How are files uploaded by the end-user handled? (an answer)

This is a question I see a lot of people ask that I waned to answer on the record.

So in the builder, you can switch on a toggle that says “Allow users to upload files”. This will allow end-users to put in documents. In addition, they can already drop in weblinks. So how are these big inputs handled?

End-user uploads is flexible and allows people to drop in small documents (like a resume) and large documents (like a 500-page book). The pickaxe can handle both cases. It will read the entirety of small documents and turn large documents into vector embeddings. The way end-user uploads functions actually allows both situations.

Here’s a rundown of how it works:

  • The end-user upload process always looks the maximum input length setting of a Pickaxe. The owner can set this to be 500 tokens or 50,000 tokens.
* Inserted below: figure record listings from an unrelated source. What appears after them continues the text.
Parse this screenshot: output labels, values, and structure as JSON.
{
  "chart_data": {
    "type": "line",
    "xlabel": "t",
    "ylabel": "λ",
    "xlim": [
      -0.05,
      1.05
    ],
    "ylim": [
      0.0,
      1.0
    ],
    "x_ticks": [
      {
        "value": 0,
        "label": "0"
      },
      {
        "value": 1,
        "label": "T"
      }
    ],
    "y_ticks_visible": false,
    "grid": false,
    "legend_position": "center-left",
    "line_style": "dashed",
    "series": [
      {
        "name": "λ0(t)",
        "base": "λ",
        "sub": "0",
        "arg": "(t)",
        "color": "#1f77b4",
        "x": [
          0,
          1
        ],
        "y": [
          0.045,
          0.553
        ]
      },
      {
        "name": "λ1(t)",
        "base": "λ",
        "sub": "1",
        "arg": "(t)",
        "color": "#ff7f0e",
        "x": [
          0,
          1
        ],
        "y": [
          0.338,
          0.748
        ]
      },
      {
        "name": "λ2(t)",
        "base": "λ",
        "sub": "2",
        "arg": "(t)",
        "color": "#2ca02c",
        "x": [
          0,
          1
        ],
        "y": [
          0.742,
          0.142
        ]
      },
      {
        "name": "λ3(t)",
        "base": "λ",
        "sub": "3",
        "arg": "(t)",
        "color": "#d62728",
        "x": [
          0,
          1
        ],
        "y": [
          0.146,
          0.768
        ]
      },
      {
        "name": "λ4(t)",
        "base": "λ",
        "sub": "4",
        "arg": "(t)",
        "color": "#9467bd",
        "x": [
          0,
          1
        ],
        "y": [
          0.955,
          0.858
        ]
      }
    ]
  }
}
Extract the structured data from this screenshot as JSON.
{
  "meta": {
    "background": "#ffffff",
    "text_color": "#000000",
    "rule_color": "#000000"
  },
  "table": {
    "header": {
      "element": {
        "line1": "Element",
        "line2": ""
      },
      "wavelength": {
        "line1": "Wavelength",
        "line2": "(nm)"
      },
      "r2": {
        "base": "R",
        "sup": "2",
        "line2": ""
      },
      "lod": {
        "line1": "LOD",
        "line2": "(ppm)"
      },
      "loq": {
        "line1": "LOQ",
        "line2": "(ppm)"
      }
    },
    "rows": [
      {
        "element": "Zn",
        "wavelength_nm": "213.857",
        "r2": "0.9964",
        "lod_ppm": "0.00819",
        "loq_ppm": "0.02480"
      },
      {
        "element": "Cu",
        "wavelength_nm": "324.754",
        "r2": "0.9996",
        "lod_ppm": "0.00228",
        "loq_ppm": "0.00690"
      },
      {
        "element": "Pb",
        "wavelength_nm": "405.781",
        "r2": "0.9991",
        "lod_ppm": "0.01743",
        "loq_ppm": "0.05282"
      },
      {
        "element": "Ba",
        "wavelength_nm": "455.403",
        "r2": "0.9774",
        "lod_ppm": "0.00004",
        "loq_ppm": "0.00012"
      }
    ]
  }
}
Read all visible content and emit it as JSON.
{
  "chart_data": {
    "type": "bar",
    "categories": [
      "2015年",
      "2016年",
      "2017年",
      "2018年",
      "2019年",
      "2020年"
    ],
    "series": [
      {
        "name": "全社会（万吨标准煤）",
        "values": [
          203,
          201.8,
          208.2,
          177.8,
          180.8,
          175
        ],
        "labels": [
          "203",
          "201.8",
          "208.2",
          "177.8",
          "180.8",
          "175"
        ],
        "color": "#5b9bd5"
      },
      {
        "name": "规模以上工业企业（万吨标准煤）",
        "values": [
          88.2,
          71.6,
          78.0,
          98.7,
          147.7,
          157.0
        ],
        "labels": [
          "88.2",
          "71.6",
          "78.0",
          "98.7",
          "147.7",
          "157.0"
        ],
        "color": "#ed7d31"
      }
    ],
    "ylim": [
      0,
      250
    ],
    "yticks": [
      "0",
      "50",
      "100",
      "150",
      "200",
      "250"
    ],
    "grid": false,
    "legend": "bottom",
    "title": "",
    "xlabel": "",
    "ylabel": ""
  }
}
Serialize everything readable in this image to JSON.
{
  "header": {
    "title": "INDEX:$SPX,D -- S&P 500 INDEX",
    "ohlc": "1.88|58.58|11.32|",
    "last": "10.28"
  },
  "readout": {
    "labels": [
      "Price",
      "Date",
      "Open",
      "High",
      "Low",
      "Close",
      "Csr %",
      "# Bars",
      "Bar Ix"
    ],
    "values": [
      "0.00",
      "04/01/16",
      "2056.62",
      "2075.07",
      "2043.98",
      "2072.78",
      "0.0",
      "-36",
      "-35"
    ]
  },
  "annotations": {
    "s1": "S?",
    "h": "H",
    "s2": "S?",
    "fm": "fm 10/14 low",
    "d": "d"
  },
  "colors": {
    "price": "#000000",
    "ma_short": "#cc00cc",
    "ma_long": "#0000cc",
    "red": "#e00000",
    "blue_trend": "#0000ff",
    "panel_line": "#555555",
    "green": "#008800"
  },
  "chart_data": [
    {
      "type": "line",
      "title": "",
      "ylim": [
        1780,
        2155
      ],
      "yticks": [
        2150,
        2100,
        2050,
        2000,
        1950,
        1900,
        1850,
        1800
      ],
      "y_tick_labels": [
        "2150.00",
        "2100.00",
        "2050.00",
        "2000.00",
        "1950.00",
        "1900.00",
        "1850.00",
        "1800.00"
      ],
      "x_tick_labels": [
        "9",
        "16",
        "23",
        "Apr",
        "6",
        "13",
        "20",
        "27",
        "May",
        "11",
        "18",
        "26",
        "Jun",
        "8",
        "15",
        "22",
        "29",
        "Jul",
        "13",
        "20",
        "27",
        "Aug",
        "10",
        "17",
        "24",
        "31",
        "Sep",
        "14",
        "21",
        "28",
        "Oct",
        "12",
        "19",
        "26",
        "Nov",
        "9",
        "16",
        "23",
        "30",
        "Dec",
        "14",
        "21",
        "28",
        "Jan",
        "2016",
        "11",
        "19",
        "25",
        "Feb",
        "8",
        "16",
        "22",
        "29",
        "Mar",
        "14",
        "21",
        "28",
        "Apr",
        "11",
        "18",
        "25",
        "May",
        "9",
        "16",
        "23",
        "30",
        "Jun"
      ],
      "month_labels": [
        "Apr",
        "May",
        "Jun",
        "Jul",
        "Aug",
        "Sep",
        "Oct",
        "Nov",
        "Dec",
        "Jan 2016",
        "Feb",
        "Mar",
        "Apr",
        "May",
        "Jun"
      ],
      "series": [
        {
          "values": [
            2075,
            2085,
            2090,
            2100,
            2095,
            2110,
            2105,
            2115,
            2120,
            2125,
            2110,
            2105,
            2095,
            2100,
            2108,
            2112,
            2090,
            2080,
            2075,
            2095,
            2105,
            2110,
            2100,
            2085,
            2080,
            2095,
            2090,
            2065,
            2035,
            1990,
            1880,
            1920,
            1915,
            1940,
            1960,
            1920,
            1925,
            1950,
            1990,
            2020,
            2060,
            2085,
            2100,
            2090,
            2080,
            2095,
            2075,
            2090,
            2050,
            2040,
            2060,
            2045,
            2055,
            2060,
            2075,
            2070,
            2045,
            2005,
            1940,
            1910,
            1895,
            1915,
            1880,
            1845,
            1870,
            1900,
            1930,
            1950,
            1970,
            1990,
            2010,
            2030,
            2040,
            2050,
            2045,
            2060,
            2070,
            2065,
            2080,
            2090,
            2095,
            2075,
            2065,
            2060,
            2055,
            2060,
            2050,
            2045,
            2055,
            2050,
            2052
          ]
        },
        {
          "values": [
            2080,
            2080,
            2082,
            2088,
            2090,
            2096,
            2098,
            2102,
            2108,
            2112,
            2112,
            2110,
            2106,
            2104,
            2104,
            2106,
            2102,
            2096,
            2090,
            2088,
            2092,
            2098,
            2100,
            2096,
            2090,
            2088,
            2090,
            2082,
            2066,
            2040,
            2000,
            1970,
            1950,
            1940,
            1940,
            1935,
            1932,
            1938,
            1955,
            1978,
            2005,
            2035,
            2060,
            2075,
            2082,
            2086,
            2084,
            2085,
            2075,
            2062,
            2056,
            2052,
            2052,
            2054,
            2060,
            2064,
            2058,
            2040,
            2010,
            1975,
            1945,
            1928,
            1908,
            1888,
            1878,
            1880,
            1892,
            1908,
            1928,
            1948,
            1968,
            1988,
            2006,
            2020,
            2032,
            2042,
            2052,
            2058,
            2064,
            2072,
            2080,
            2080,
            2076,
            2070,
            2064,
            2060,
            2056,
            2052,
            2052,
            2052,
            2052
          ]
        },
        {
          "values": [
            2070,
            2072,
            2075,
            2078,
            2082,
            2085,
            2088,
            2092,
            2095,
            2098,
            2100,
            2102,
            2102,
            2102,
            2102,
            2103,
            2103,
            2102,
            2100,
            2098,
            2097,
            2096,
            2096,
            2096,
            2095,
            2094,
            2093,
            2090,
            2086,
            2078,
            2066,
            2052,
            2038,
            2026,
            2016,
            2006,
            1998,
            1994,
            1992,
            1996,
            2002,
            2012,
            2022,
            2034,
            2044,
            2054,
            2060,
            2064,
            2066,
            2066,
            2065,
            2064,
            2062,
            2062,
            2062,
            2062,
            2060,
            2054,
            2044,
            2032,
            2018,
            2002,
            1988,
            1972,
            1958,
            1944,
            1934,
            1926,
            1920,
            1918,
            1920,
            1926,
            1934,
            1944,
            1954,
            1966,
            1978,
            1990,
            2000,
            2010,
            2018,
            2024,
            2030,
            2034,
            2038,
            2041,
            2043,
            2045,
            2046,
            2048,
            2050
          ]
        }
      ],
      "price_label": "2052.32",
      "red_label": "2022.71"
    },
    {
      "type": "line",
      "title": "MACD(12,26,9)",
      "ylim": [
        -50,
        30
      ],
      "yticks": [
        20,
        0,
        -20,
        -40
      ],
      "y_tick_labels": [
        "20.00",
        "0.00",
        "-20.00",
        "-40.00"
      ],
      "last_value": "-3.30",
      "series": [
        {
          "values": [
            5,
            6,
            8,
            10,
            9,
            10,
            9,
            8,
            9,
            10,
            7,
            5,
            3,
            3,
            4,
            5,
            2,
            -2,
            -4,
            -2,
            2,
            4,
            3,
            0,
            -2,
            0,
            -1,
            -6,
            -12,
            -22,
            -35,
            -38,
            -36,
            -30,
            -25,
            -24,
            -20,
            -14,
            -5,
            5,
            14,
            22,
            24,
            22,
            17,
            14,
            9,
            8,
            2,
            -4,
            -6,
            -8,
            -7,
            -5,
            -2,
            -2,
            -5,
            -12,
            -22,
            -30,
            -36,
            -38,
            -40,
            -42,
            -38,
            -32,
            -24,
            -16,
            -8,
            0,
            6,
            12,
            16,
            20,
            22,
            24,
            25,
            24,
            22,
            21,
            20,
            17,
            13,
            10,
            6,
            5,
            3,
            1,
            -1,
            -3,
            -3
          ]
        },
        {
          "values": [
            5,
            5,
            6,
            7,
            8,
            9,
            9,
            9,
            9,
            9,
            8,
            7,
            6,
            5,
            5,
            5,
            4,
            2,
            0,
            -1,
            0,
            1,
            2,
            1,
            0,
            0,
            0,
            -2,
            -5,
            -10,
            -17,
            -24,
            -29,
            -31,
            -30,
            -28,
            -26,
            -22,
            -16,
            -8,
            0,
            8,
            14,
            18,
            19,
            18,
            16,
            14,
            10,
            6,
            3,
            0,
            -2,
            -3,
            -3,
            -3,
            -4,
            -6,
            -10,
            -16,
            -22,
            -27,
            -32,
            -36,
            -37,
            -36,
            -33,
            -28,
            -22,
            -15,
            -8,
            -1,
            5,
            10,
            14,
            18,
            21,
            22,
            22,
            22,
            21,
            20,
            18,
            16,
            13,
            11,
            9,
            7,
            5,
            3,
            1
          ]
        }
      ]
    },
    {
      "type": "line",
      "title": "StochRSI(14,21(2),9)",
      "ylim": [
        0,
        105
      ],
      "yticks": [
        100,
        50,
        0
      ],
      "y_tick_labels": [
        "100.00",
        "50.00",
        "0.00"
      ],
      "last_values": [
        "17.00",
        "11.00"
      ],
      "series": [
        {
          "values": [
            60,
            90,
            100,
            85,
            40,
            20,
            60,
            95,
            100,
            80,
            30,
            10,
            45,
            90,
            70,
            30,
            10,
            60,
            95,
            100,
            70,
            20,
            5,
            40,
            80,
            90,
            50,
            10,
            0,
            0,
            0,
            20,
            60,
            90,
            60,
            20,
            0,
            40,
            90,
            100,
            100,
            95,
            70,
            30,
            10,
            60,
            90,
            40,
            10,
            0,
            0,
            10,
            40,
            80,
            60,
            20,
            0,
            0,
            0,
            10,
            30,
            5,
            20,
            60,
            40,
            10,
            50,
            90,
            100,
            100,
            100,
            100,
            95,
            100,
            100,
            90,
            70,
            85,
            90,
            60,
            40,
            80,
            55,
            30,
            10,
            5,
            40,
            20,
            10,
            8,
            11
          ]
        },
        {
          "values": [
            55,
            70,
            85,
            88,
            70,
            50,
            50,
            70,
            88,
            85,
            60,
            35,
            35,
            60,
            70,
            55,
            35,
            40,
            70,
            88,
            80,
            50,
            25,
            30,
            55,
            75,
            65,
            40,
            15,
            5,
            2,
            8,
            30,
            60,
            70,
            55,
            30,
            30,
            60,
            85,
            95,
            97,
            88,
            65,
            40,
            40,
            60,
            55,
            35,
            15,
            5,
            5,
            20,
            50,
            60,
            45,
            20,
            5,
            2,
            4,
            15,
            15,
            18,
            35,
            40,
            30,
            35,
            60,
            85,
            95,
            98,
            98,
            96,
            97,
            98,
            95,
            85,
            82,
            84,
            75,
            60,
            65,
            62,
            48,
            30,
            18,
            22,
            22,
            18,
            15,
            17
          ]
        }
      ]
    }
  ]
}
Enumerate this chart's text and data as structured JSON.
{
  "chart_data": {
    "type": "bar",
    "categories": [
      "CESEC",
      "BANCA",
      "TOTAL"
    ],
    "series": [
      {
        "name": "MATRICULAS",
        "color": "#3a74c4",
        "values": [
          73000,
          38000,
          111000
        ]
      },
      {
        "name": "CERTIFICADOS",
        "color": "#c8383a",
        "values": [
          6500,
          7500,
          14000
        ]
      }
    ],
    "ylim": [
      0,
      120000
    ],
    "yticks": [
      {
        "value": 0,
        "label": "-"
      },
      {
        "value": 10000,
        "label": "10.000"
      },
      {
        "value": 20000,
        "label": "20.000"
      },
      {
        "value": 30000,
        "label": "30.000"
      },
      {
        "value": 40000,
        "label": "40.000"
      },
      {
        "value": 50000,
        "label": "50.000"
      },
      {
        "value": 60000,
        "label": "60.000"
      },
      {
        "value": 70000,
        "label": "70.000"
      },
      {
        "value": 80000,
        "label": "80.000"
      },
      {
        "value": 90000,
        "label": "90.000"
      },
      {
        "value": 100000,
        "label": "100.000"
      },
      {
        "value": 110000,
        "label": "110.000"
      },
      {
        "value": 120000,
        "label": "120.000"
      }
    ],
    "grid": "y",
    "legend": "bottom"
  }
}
  • Then it looks at the size of the document. This could be 300 tokens, 30,000 tokens, or 3,000,000 tokens.

  • If the document fits into size of the maximum input length, then the system dumps the entire document’s content into the conversation. No vector embeddings.

  • If the document does not fit into the size of the maximum input length, it’s turned into vector embeddings and accessed via a RAG system.

The takeaway for Pickaxe users is you can select which process you prefer based on your use case by increasing the the size of the maximum input length.

2 Likes

My form-based tool let’s end users upload multiple files for analysis. However, the results appear to be analyzing only one of the uploaded files (vs. all of them). Is this a bug? Do I need to update my instructions to say upload only one file?

On Forms, end-users should only be able to upload one file. When they upload a new file it should replace the existing file. I have investigated your issue and found it is a bug. I will fix it.

1 Like